Jack became my sole responsibility. Other than the full time cook, Elsie, I was the only other employee. Elsie was 61 and lived with her husband about ten minutes away and arrived at about 11 am every day and went home just as soon as she completed cooking the evening meal which was generally around 6 pm. Thanks to Elsie the house was always well stocked with food and both lunch and dinner were always exceptional. I must say that she spoiled the kids though, but they loved the treats and called her grandma Elsie, so it was all good. Of course the time spent with Jack only endeared him to me even more, but I could see that he loved his wife dearly, even though it became very clear that his wife was in a permanent, stable and intimate relationship with Carl. At first I was shocked but I'd slowly become accustomed to this strange dynamic.

Carl was a massive mountain of a man and he had an easy going nature. I grew to like him but at times hated him too. As time went on he and Jill seemed to tease poor Jack endlessly. At first I thought this was really cruel, until one day I understood it all. I was actually helping Jack with his shower when Jill pranced into her husband's bedroom unannounced.

"Oh, sorry honey, I didn't realize you were taking a shower." Jill just walked in anyhow and stood radiantly before us. Her tight feminine body wrapped in a short and unquestionable expensive designer dress with a frilled hem. She looked like a twenties flapper. God I wish my boobs looked like hers! And those legs... I just froze in awe, holding Jack's chair for support as the shower nozzle continued to spray Jack's soapy chest. I stood agape, carved like stone draped in a plastic coverall, with hair pinned back and without any form of makeup.
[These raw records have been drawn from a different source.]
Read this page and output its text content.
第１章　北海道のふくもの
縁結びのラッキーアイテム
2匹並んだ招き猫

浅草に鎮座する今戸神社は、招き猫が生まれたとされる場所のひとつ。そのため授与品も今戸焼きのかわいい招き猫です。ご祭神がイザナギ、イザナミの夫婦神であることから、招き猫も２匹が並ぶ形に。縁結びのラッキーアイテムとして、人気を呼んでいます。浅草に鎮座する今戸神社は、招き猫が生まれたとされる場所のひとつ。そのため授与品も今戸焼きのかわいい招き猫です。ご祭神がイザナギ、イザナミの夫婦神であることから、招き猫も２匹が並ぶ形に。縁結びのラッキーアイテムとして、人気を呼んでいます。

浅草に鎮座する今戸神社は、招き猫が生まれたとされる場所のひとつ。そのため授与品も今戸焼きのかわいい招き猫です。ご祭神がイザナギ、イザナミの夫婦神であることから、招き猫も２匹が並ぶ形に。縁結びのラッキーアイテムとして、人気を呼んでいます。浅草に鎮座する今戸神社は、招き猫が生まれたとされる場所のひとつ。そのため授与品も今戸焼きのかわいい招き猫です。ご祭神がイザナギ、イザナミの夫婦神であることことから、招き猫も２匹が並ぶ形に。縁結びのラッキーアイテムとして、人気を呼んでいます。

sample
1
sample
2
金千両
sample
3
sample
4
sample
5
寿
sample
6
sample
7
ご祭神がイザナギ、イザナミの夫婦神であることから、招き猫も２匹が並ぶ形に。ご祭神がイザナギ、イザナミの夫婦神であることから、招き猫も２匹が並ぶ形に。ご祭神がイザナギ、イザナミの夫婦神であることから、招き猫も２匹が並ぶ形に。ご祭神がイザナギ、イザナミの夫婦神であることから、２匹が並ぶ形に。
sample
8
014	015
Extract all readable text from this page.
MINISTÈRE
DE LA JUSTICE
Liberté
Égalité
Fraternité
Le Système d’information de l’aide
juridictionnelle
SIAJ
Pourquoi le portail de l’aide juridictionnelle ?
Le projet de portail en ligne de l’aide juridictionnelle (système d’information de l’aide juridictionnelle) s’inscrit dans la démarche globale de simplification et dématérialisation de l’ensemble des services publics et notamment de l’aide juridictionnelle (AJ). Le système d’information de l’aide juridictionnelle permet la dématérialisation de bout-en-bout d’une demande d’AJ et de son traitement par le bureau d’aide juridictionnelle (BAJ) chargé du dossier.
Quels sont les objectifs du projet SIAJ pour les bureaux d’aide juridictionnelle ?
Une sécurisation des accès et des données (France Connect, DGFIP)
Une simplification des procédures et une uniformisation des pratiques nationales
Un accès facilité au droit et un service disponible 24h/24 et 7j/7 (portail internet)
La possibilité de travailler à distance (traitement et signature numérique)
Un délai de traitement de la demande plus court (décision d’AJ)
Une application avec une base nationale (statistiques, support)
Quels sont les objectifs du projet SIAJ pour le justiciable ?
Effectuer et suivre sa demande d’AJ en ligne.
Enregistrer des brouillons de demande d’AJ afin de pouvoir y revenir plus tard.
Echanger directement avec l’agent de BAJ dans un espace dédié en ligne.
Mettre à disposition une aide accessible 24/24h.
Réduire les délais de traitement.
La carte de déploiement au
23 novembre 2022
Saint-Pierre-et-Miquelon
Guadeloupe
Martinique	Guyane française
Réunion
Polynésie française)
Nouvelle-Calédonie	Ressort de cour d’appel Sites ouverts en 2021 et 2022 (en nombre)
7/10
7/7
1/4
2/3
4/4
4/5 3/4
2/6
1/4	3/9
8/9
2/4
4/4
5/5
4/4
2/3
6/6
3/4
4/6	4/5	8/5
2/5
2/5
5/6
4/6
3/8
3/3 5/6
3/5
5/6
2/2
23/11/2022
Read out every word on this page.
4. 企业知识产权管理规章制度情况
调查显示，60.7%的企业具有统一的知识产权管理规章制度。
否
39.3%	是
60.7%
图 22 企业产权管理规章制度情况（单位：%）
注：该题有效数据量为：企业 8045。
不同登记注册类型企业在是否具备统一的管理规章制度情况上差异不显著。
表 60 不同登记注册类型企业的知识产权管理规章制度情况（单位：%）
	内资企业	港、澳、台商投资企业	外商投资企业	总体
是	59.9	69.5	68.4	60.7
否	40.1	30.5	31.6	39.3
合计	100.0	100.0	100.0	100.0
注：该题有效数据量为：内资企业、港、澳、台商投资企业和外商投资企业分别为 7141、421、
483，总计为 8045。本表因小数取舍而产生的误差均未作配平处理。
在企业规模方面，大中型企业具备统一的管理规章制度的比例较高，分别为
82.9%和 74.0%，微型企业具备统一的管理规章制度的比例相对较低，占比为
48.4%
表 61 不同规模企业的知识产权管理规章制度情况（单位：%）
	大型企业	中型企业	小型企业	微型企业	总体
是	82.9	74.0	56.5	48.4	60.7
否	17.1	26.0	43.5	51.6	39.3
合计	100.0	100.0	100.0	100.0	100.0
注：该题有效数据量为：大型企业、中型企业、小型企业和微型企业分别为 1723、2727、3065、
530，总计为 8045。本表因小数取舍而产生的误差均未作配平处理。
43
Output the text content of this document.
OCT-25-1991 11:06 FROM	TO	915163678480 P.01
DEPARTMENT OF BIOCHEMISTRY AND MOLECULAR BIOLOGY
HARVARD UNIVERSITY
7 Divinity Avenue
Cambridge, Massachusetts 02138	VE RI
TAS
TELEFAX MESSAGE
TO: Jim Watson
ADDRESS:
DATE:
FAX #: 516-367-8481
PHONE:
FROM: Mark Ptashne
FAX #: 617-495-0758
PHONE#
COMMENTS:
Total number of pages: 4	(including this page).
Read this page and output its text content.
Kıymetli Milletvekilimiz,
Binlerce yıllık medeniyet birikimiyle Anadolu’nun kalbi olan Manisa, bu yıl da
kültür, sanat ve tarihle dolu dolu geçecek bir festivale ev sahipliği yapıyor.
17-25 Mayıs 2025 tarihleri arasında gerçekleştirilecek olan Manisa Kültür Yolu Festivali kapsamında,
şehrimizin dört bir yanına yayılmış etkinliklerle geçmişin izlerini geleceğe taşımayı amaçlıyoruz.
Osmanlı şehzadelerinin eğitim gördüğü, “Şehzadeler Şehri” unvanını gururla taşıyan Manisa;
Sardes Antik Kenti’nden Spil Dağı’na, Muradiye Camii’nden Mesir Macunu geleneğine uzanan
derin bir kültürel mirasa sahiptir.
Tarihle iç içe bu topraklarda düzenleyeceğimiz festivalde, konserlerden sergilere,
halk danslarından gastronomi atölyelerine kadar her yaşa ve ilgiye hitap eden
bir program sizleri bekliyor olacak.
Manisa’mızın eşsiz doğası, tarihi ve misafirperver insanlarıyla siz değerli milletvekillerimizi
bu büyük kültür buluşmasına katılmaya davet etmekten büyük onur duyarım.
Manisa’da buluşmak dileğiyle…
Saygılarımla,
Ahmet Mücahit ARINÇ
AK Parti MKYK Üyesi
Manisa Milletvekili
In comparison to the vision standing before me, I was a nothing.

The realization of inadequacy caused me to shrink back and feel so very small. How could I possibly compete? The plug hole suddenly looked inviting.

Jill just smiled that smile and her full red glossed lips confirmed my inferiority. "Honey," she continued, "Carl and I are heading for Vegas and we won't be back until Sunday evening. I have a sitter booked for tonight and tomorrow, including Saturday night as well, so the girls will be okay. I'll ring you form the hotel once we've settled and let you know what's happening, that is... if I can get the big guy to leave me alone for a few moments." She giggled. "But you know Carl, he's insatiable! So I might get a bit distracted, but I promise to ring you sometime honey." Jill smirked, leaned into the shower stall and sloppy kissed her husband's cheek leaving two perfect imprints of gloss lips, then turned on her heels and strode noisily from the room; her amazing frill hemmed bum swayed to some unheard twenties jazz theme.

That's when I finally understood it. Jack loved what his teasing wife was doing; his frantic breathing and now very apparent full-on arousal hiding beneath his hands told me exactly what was going on!

"So, you like it when she teases you?" I continued spraying his body with the shower head, only aiming lower. "It gets you off when your wife tells you she's about to sleep with her lover." I slapped the hands away and gently caressed him. Jack groaned and nodded, his eyes flickering shut.

If he wasn't confined to the shower chair I reckoned he'd have fallen to his knees. "You love her so much, and yet she flaunts her lover in front of you, knowing you get off on it." Jack wailed out in frustration, and pounded his palm into the shower wall... his pleasure denying him.